It's not a problem of going too far. It's a problem of not being implemented well. For instance most of the stuff in RDR2 that is tedious could easily be done in a way that is engaging and interesting. It's largely an issue of the developers either not caring to do that or intentionally making it tedious because they think that's realistic. It's probably kind of inevitable when you make games that are this big. There are too many cooks in the kitchen, and/or the project leads have too much on their plates as individuals to really work well together, or it's just too ambitious and the different elements have some fundamental tension that's not resolved. That doesn't make the games bad necessarily, but it does make the whole thing messier and gets in its own way. With a lot of games "realism" is mostly code for "feature creep" where they keep adding things without fleshing them out enough to make them interesting or worthwhile.

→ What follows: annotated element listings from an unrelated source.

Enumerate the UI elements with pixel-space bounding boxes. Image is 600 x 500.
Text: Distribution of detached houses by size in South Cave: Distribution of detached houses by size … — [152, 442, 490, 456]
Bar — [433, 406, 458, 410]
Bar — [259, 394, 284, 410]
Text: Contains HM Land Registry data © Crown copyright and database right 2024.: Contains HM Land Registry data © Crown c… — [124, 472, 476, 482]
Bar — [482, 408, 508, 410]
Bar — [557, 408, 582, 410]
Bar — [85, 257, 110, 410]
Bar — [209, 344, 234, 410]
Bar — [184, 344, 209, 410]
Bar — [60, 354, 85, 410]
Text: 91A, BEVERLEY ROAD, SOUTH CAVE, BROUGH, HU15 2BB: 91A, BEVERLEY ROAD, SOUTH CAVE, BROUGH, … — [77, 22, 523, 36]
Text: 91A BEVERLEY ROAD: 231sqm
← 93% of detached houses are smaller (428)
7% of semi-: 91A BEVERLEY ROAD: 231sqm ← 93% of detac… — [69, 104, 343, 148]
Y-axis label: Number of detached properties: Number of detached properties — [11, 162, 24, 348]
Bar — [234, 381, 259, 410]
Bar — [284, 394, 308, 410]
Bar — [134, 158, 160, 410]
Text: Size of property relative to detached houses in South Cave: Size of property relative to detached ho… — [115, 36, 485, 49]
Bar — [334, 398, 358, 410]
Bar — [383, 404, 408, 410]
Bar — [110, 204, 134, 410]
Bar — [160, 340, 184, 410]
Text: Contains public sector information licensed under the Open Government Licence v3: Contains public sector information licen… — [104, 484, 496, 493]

You can do something as basic as include a rhythm element to repetitive tasks and make them engaging. Like when Arthur is carving the X's into his bullets, instead of making it slow as fuck with a large delay between each input, you can require 2 or 3 button presses in a sequence that if you time them right will make the animation play faster. Gears of War integrated that kind of rhythm into the gunplay with active reloads back in 2006. RDR1 had something a bit like this as well, where you could sprint indefinitely without losing stamina if you timed pressing the sprint button to John's footsteps. I tried that in RDR2 and it never seemed to work, so the game actually regressed on this point. But you could apply this design principle to a lot of the tedious tasks where currently you just press a button occasionally to trigger a new animation. It stands out particularly against the way that single-action guns require you to press the trigger twice - once to cock and again to fire.
The other thing you can do is multitask. Idk why this seems to be such an issue but if you really do want to be realistic, the characters (PC or NPC) should be able to multitask. While you are doing tedious work you should also be able to have conversations, tell stories, sing, etc. The recend God of War games did this correctly, so there's an excuse for characters to drop exposition and backstory and so that the traveling sections don't get tedious. Closest you get to this in RDR2 is conversations on horseback, which is stagnant from RDR1.